Les gouvernements et même la Papauté intervinrent pour faire profiter de cette révolution monétaire les débiteurs de rentes en ordonnant :— 1° que les rentes anciennes pourraient être rachetées, même celles qui étaient stipulées en denrées ; — 2° eu réduisant les rentes, qui n’avaient pas été rachetées, au taux nouveau[2]. Le sort des propriétaires de rentes, des anciens capitalistes, fut fort dur à cause de la soudaineté de cette révolution. Depuis, dans le cours du xixe siècle, le même phénomène s’est produit, mais avec plus de lenteur, faisant sentir son action favorable et ramenant l’intérêt de l’argent à un taux qui rend le recours au crédit très avantageux pour les entreprises manufacturières et commerciales et pour les opérations de Banque.

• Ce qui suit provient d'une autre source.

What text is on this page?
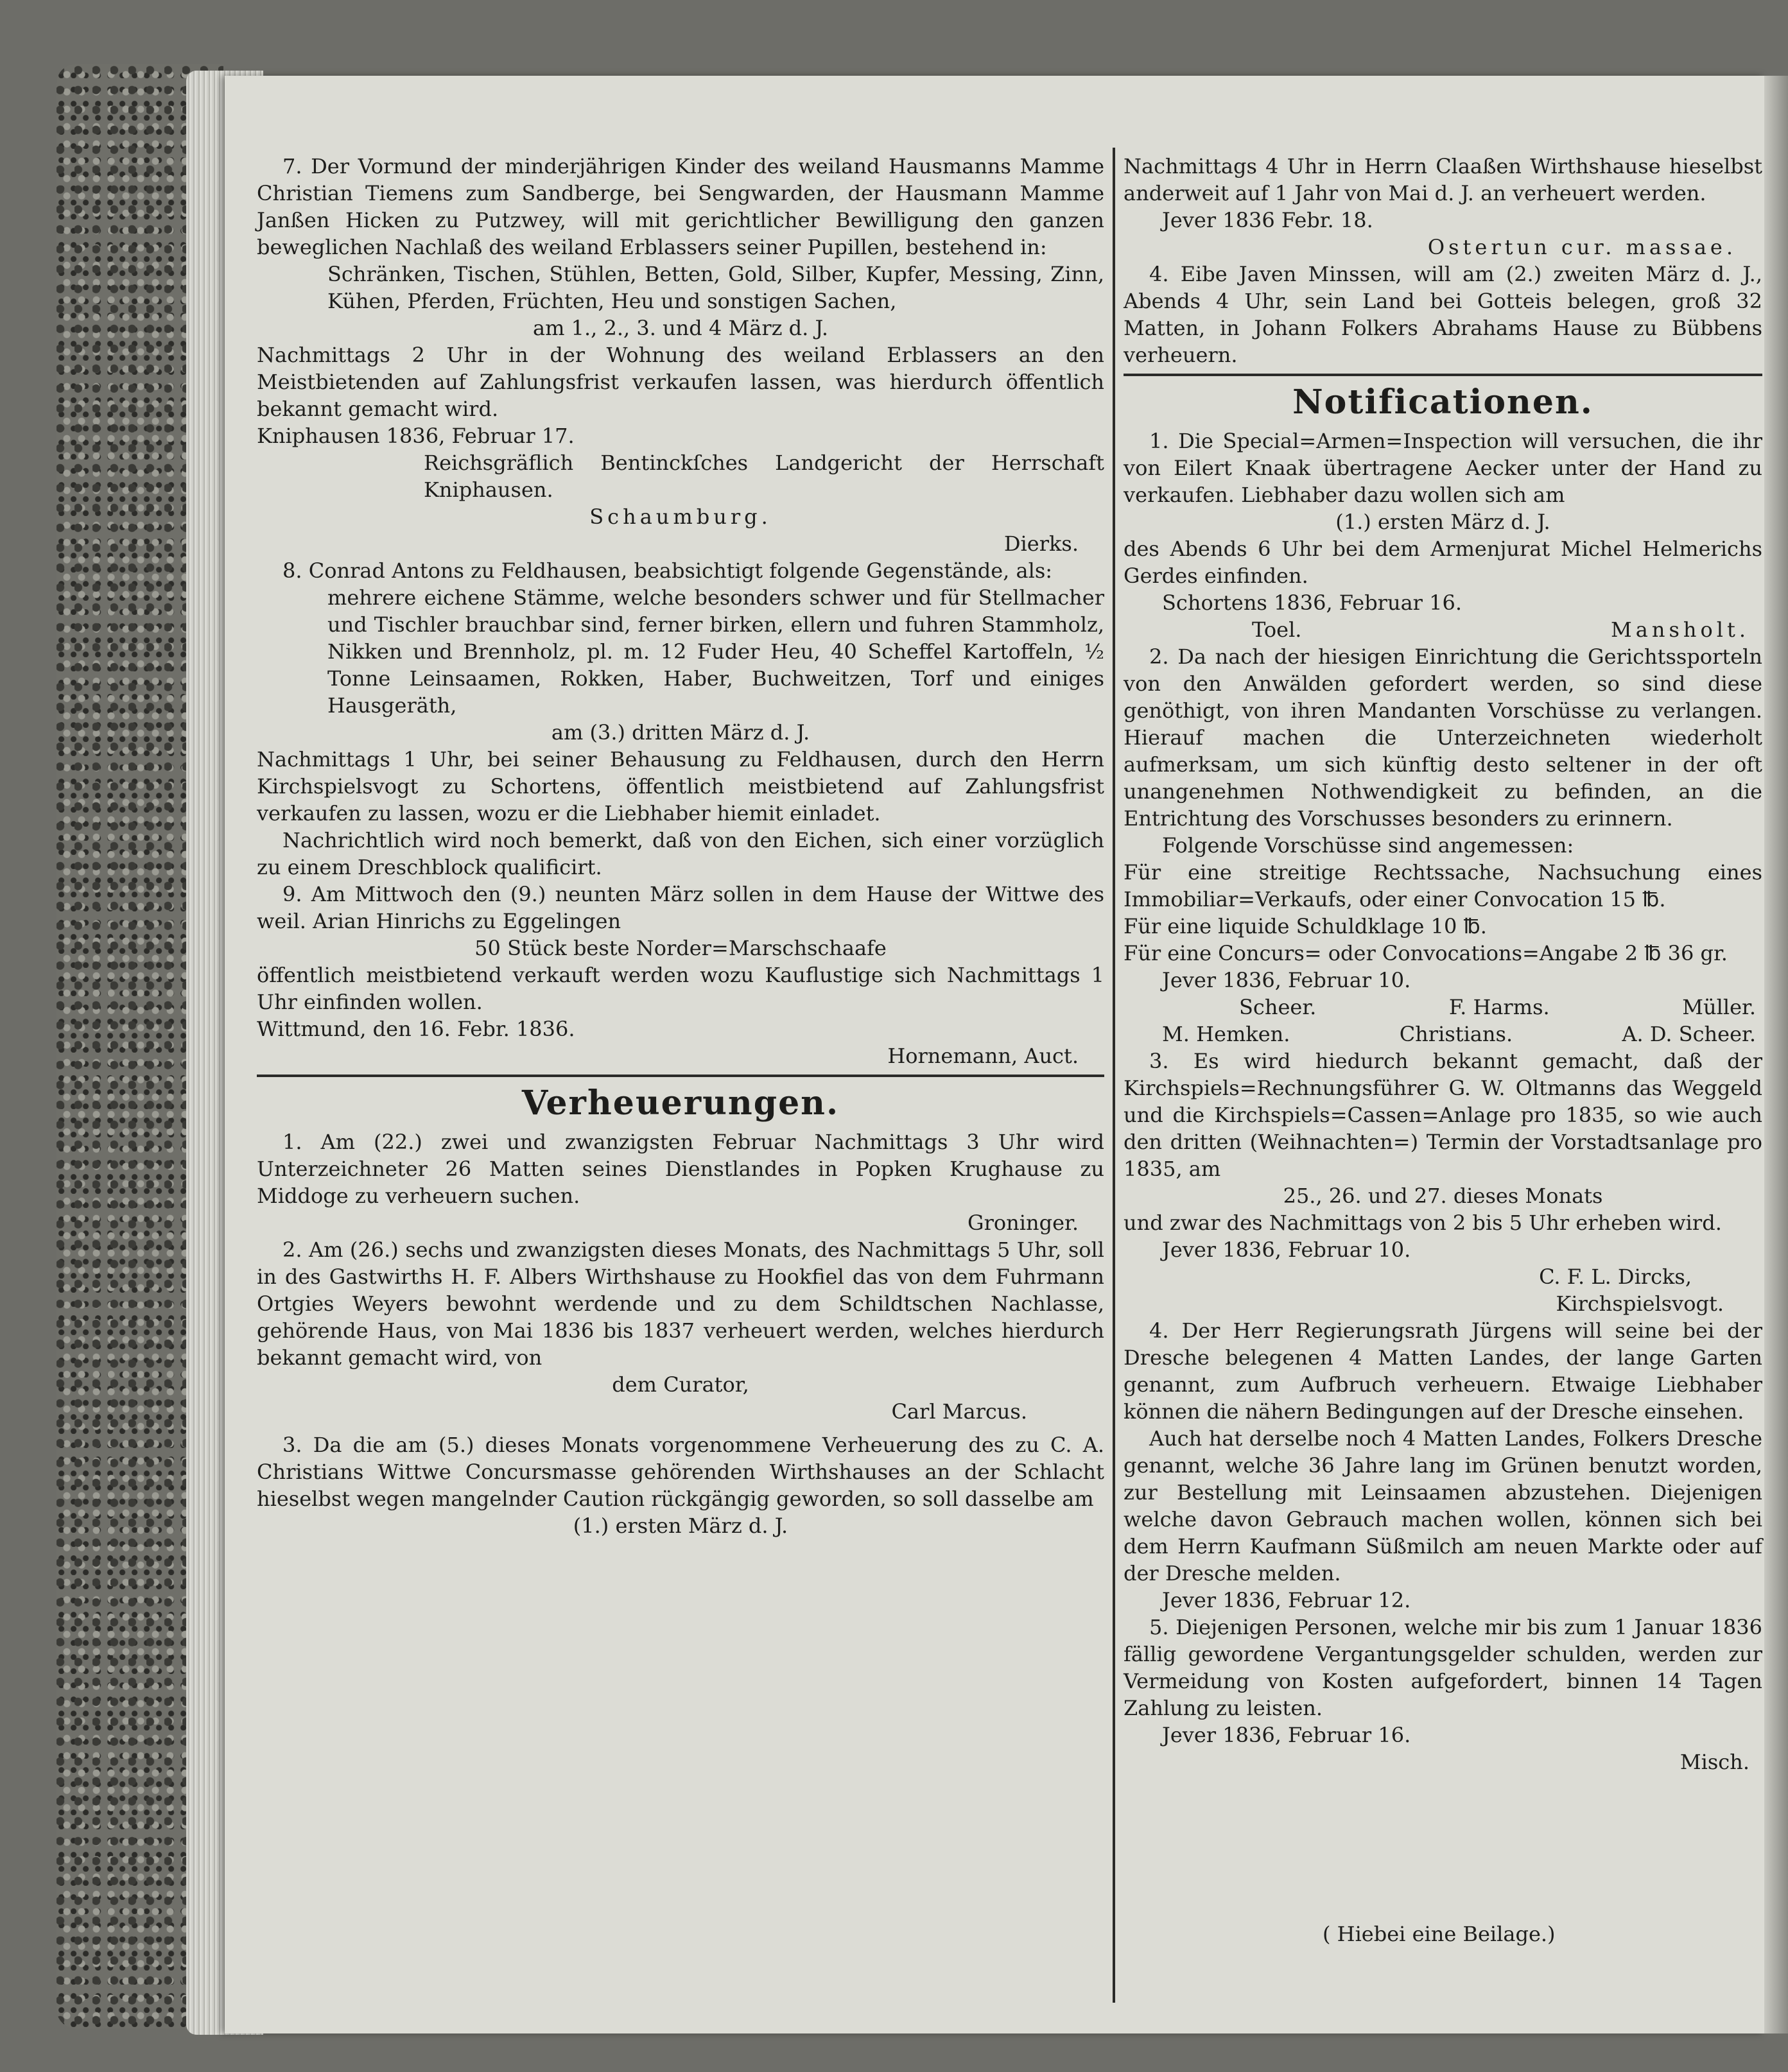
7. Der Vormund der minderjährigen Kinder des weiland Hausmanns Mamme Christian Tiemens zum Sandberge, bei Sengwarden, der Hausmann Mamme Janßen Hicken zu Putzwey, will mit gerichtlicher Bewilligung den ganzen beweglichen Nachlaß des weiland Erblassers seiner Pupillen, bestehend in:

Schränken, Tischen, Stühlen, Betten, Gold, Silber, Kupfer, Messing, Zinn, Kühen, Pferden, Früchten, Heu und sonstigen Sachen,

am 1., 2., 3. und 4 März d. J.

Nachmittags 2 Uhr in der Wohnung des weiland Erblassers an den Meistbietenden auf Zahlungsfrist verkaufen lassen, was hierdurch öffentlich bekannt gemacht wird.

Kniphausen 1836, Februar 17.

Reichsgräflich Bentinckſches Landgericht der Herrschaft Kniphausen.

Schaumburg.

Dierks.

8. Conrad Antons zu Feldhausen, beabsichtigt folgende Gegenstände, als:

mehrere eichene Stämme, welche besonders schwer und für Stellmacher und Tischler brauchbar sind, ferner birken, ellern und fuhren Stammholz, Nikken und Brennholz, pl. m. 12 Fuder Heu, 40 Scheffel Kartoffeln, ½ Tonne Leinsaamen, Rokken, Haber, Buchweitzen, Torf und einiges Hausgeräth,

am (3.) dritten März d. J.

Nachmittags 1 Uhr, bei seiner Behausung zu Feldhausen, durch den Herrn Kirchspielsvogt zu Schortens, öffentlich meistbietend auf Zahlungsfrist verkaufen zu lassen, wozu er die Liebhaber hiemit einladet.

Nachrichtlich wird noch bemerkt, daß von den Eichen, sich einer vorzüglich zu einem Dreschblock qualificirt.

9. Am Mittwoch den (9.) neunten März sollen in dem Hause der Wittwe des weil. Arian Hinrichs zu Eggelingen

50 Stück beste Norder=Marschschaafe

öffentlich meistbietend verkauft werden wozu Kauflustige sich Nachmittags 1 Uhr einfinden wollen.

Wittmund, den 16. Febr. 1836.

Hornemann, Auct.

Verheuerungen.

1. Am (22.) zwei und zwanzigsten Februar Nachmittags 3 Uhr wird Unterzeichneter 26 Matten seines Dienstlandes in Popken Krughause zu Middoge zu verheuern suchen.

Groninger.

2. Am (26.) sechs und zwanzigsten dieses Monats, des Nachmittags 5 Uhr, soll in des Gastwirths H. F. Albers Wirthshause zu Hookfiel das von dem Fuhrmann Ortgies Weyers bewohnt werdende und zu dem Schildtschen Nachlasse, gehörende Haus, von Mai 1836 bis 1837 verheuert werden, welches hierdurch bekannt gemacht wird, von

dem Curator,

Carl Marcus.

3. Da die am (5.) dieses Monats vorgenommene Verheuerung des zu C. A. Christians Wittwe Concursmasse gehörenden Wirthshauses an der Schlacht hieselbst wegen mangelnder Caution rückgängig geworden, so soll dasselbe am

(1.) ersten März d. J.

Nachmittags 4 Uhr in Herrn Claaßen Wirthshause hieselbst anderweit auf 1 Jahr von Mai d. J. an verheuert werden.

Jever 1836 Febr. 18.

Ostertun cur. massae.

4. Eibe Javen Minssen, will am (2.) zweiten März d. J., Abends 4 Uhr, sein Land bei Gotteis belegen, groß 32 Matten, in Johann Folkers Abrahams Hause zu Bübbens verheuern.

Notificationen.

1. Die Special=Armen=Inspection will versuchen, die ihr von Eilert Knaak übertragene Aecker unter der Hand zu verkaufen. Liebhaber dazu wollen sich am

(1.) ersten März d. J.

des Abends 6 Uhr bei dem Armenjurat Michel Helmerichs Gerdes einfinden.

Schortens 1836, Februar 16.

Toel.	Mansholt.

2. Da nach der hiesigen Einrichtung die Gerichtssporteln von den Anwälden gefordert werden, so sind diese genöthigt, von ihren Mandanten Vorschüsse zu verlangen. Hierauf machen die Unterzeichneten wiederholt aufmerksam, um sich künftig desto seltener in der oft unangenehmen Nothwendigkeit zu befinden, an die Entrichtung des Vorschusses besonders zu erinnern.

Folgende Vorschüsse sind angemessen:

Für eine streitige Rechtssache, Nachsuchung eines Immobiliar=Verkaufs, oder einer Convocation 15 ℔.

Für eine liquide Schuldklage 10 ℔.

Für eine Concurs= oder Convocations=Angabe 2 ℔ 36 gr.

Jever 1836, Februar 10.

Scheer.	F. Harms.	Müller.
M. Hemken.	Christians.	A. D. Scheer.

3. Es wird hiedurch bekannt gemacht, daß der Kirchspiels=Rechnungsführer G. W. Oltmanns das Weggeld und die Kirchspiels=Cassen=Anlage pro 1835, so wie auch den dritten (Weihnachten=) Termin der Vorstadtsanlage pro 1835, am

25., 26. und 27. dieses Monats

und zwar des Nachmittags von 2 bis 5 Uhr erheben wird.

Jever 1836, Februar 10.

C. F. L. Dircks,

Kirchspielsvogt.

4. Der Herr Regierungsrath Jürgens will seine bei der Dresche belegenen 4 Matten Landes, der lange Garten genannt, zum Aufbruch verheuern. Etwaige Liebhaber können die nähern Bedingungen auf der Dresche einsehen.

Auch hat derselbe noch 4 Matten Landes, Folkers Dresche genannt, welche 36 Jahre lang im Grünen benutzt worden, zur Bestellung mit Leinsaamen abzustehen. Diejenigen welche davon Gebrauch machen wollen, können sich bei dem Herrn Kaufmann Süßmilch am neuen Markte oder auf der Dresche melden.

Jever 1836, Februar 12.

5. Diejenigen Personen, welche mir bis zum 1 Januar 1836 fällig gewordene Vergantungsgelder schulden, werden zur Vermeidung von Kosten aufgefordert, binnen 14 Tagen Zahlung zu leisten.

Jever 1836, Februar 16.

Misch.

( Hiebei eine Beilage.)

VIII. — Il en est autrement pour l’agriculture. L’organisation

  1. V. pour les villes d’Alsace, Hanauer, Etudes économiques sur l’Alsace ancienne et moderne (Colmar, 1867).
  2. Les classes privilégiées dans plusieurs localités empêchèrent l’effet utile de ces mesures, en faisant passer des rentes constituées pour des rentes retenues ou emphytéotiques. V. entre autres la Dissertation sur les rentes en Dauphiné de Guy Allard, dans le tome I de la Bibliothèque du Dauphiné de Gariel. La même chose s’était produite en Nivernais. V. Guy Coquille, Mémoires de ce qui est à faire pour le bien du Nivernais. Œuvres complètes, t. I, p. 318.